Le jour se levait, qu’Augustin, dont ce fut assurément le plus long discours, parlait encore ; et à peine le premier crépuscule eut-il fait pâlir la lampe et rendu les objets visibles, qu’il alla vers la fenêtre se baigner le visage à l’air glacé du matin. Je voyais sa figure anguleuse et blême se dessiner comme un masque souffrant sur le champ du ciel, mal éclairé de lueurs incertaines.

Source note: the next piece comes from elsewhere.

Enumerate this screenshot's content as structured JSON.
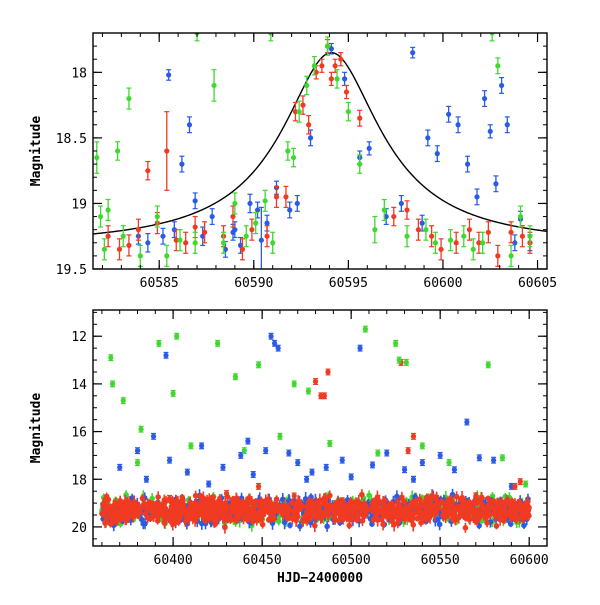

Il était vêtu de couleurs sombres ; toute sa personne avait cet air réduit, comprimé, pour ainsi dire diminué, des gens qui travaillent beaucoup sans agir, et quoiqu’il fût au-dessus de toute fatigue, il allongeait ses mains maigres et s’étirait les bras comme un ouvrier assoupi entre deux tâches et qui se réveille au chant du coq.

« Dormez, me dit-il. J’ai trop abusé de votre complaisance à m’écouter. Laissez-moi seulement ici pour une heure encore. »

Et il se mit à ma table à préparer un travail qui devait être achevé le matin même.

Je ne l’entendis point sortir de ma chambre. Il se déroba sans bruit, au point qu’en m’éveillant, je crus avoir rêvé toute une histoire austère et touchante dont la moralité s’adressait à moi.